Entonces me evadí en la imaginación, lo recordé joven y evadiendo cualquier ejercicio físico, cansándose pronto cuando nadábamos en la piscina y deseando irse de una buena vez al bar a tomarse un whisky, "Que es, decía, bueno para la circulación". Lo recordé saliendo del gimnasio con su pulcro traje azul y su corbata apretada que parecía mantenerle la columna recta, como estaqueado, el flequillo airoso cayéndole sobre el rostro. Su cuidado aspecto de seducción. Su mal humor cuando las chicas lo mandaban a paseo. Y la recordé a ella; la mujer deseada. Suavemente asiática y morena; inteligente y cauta, libre y maternal. Sirviéndome una taza de té en su casa de la playa. Preguntándome cosas imposibles.
Hubo un año muy duro. Yo estaba de vacaciones y Gilbert desesperaba por un destino, Clío le llevó, como a un niño, a una bruja umbandista que le dijo cosas sorprendentes y acertadas pero, lo más importante, es que le otorgó seguridad en su futuro y su destino.
Y lo que la bruja dijo se cumplió.
Así llegó hasta Pekín.
Clío y Gilbert desconfiaban, más él que ella y la umbandista, con sólo tocarle el pecho le dijo. "Tu viajarás mucho. Tienes la misma profesión de tu padre que vive muy lejos de aquí junto a una mujer que no posee el vientre que te parió."
A su madre le habían extraído el útero.
Ambos me miraron serios, apuntalando con sus miradas la certitud de la bruja.
Yo pensé y dije: "Macbecthiano".
Gilbert: "¡No te rías!".
Clío: "En medio de un drama también se puede reír".
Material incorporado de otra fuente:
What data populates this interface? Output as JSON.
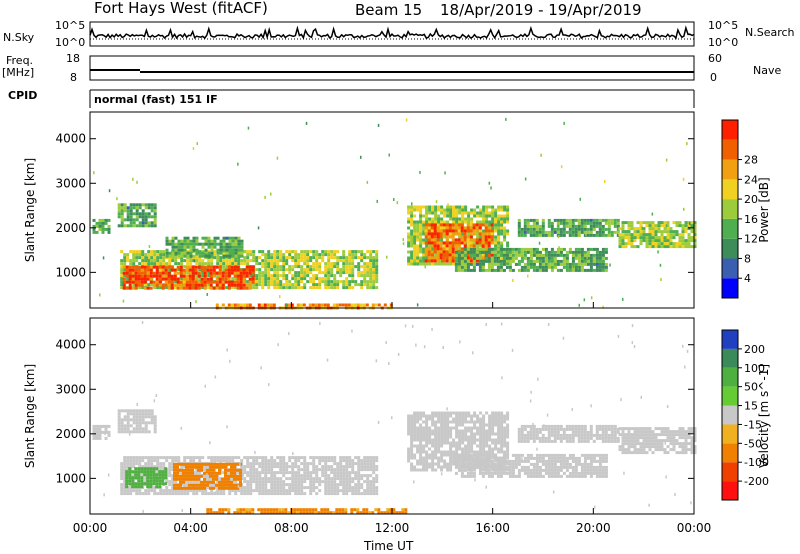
{
  "header": {
    "radar": "Fort Hays West (fitACF)",
    "beam": "Beam 15",
    "dates": "18/Apr/2019 - 19/Apr/2019"
  },
  "side_labels": {
    "nsky": "N.Sky",
    "nsearch": "N.Search",
    "freq": "Freq.",
    "mhz": "[MHz]",
    "nave": "Nave",
    "cpid": "CPID"
  },
  "strip_ticks": {
    "noise_left_top": "10^5",
    "noise_left_bottom": "10^0",
    "noise_right_top": "10^5",
    "noise_right_bottom": "10^0",
    "freq_top": "18",
    "freq_bottom": "8",
    "nave_top": "60",
    "nave_bottom": "0"
  },
  "cpid_text": "normal (fast) 151 IF",
  "chart_data": [
    {
      "type": "heatmap",
      "name": "power",
      "ylabel": "Slant Range [km]",
      "colorbar_label": "Power [dB]",
      "colorbar_ticks": [
        "4",
        "8",
        "12",
        "16",
        "20",
        "24",
        "28"
      ],
      "colorbar_colors": [
        "#0000ff",
        "#3a5fb0",
        "#3d8c5a",
        "#4fae50",
        "#9ccc3c",
        "#f0d020",
        "#f0a010",
        "#f06000",
        "#ff2000"
      ],
      "yticks": [
        "1000",
        "2000",
        "3000",
        "4000"
      ],
      "ylim": [
        200,
        4600
      ],
      "xlim_hours": [
        0,
        24
      ],
      "regions": [
        {
          "t0": 0.1,
          "t1": 0.7,
          "r0": 1900,
          "r1": 2200,
          "level": 12
        },
        {
          "t0": 1.1,
          "t1": 2.6,
          "r0": 2050,
          "r1": 2550,
          "level": 12
        },
        {
          "t0": 1.2,
          "t1": 11.4,
          "r0": 650,
          "r1": 1500,
          "level": 16
        },
        {
          "t0": 1.3,
          "t1": 6.5,
          "r0": 650,
          "r1": 1150,
          "level": 28
        },
        {
          "t0": 3.0,
          "t1": 6.0,
          "r0": 1350,
          "r1": 1800,
          "level": 12
        },
        {
          "t0": 5.0,
          "t1": 12.0,
          "r0": 200,
          "r1": 300,
          "level": 24
        },
        {
          "t0": 12.6,
          "t1": 16.6,
          "r0": 1200,
          "r1": 2500,
          "level": 16
        },
        {
          "t0": 13.3,
          "t1": 16.0,
          "r0": 1250,
          "r1": 2100,
          "level": 26
        },
        {
          "t0": 14.5,
          "t1": 20.5,
          "r0": 1050,
          "r1": 1550,
          "level": 12
        },
        {
          "t0": 17.0,
          "t1": 21.0,
          "r0": 1800,
          "r1": 2200,
          "level": 12
        },
        {
          "t0": 21.0,
          "t1": 24.0,
          "r0": 1600,
          "r1": 2150,
          "level": 16
        }
      ]
    },
    {
      "type": "heatmap",
      "name": "velocity",
      "ylabel": "Slant Range [km]",
      "colorbar_label": "Velocity [m s^-1]",
      "colorbar_ticks": [
        "200",
        "100",
        "50",
        "15",
        "-15",
        "-50",
        "-100",
        "-200"
      ],
      "colorbar_colors": [
        "#2040c0",
        "#3a8a5a",
        "#4fb040",
        "#66cc33",
        "#c8c8c8",
        "#f0b020",
        "#f08000",
        "#f04000",
        "#ff1010"
      ],
      "yticks": [
        "1000",
        "2000",
        "3000",
        "4000"
      ],
      "ylim": [
        200,
        4600
      ],
      "xlim_hours": [
        0,
        24
      ],
      "regions": [
        {
          "t0": 0.1,
          "t1": 0.7,
          "r0": 1900,
          "r1": 2200,
          "vel": 0
        },
        {
          "t0": 1.1,
          "t1": 2.6,
          "r0": 2050,
          "r1": 2550,
          "vel": 0
        },
        {
          "t0": 1.2,
          "t1": 11.4,
          "r0": 650,
          "r1": 1500,
          "vel": 0
        },
        {
          "t0": 1.4,
          "t1": 3.0,
          "r0": 800,
          "r1": 1250,
          "vel": 60
        },
        {
          "t0": 3.3,
          "t1": 6.0,
          "r0": 780,
          "r1": 1350,
          "vel": -60
        },
        {
          "t0": 4.5,
          "t1": 12.5,
          "r0": 200,
          "r1": 330,
          "vel": -40
        },
        {
          "t0": 12.6,
          "t1": 16.6,
          "r0": 1200,
          "r1": 2500,
          "vel": 0
        },
        {
          "t0": 14.5,
          "t1": 20.5,
          "r0": 1050,
          "r1": 1550,
          "vel": 0
        },
        {
          "t0": 17.0,
          "t1": 21.0,
          "r0": 1800,
          "r1": 2200,
          "vel": 0
        },
        {
          "t0": 21.0,
          "t1": 24.0,
          "r0": 1600,
          "r1": 2150,
          "vel": 0
        }
      ]
    }
  ],
  "xaxis": {
    "ticks": [
      "00:00",
      "04:00",
      "08:00",
      "12:00",
      "16:00",
      "20:00",
      "00:00"
    ],
    "label": "Time UT"
  }
}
Gilbert, aquella noche, se enfadó y se hundió, como un niño compungido, en su vaso de whisky .
Cuando se enfadaba parecía hacerlo para siempre y con todo el mundo.
Y anoche, el timbre de su voz delataba una pena infinita, compungida, agónica, una pena de amor dolorido, inconsolable. El Gilbert de muchos años atrás, malhumorado e infantil, renacía esta madrugada de entre las cenizas de los años y unos compromisos aparentemente tan bien estructurados.
Probablemente mañana o pasado me llame, cuerdo, sobrio y tonificado y me pida que olvide todo o quizás más vulnerable, me pida que hable con Clío, quizás el próximo verano nos volvamos a ver en el país, en la playa lejana de nuestra infancia.
De momento no llamo a nadie; tengo mis propias, divertidas taras con las que entretenerme mientras no me arriesgo a tomar una decisión que implique un cambio de aires.
Me prometo hojear mañana Macbeth una vez más; ese guión glorioso que sirve algunas noches para intentar comprender la estela de sentido de nuestro propio argumento misterioso. Al otro lado del planeta el hijo del hombre ("el hombre que vive con una mujer que no posee el vientre que lo parió") ha de tomar una decisión que me reservo con recato y pudicia, viejo conocedor de la aguda agonía que queda en el alma cuando cuelgas el teléfono y sólo queda silencio hueco y bip... bip y hueco silencio del Servicio Internacional.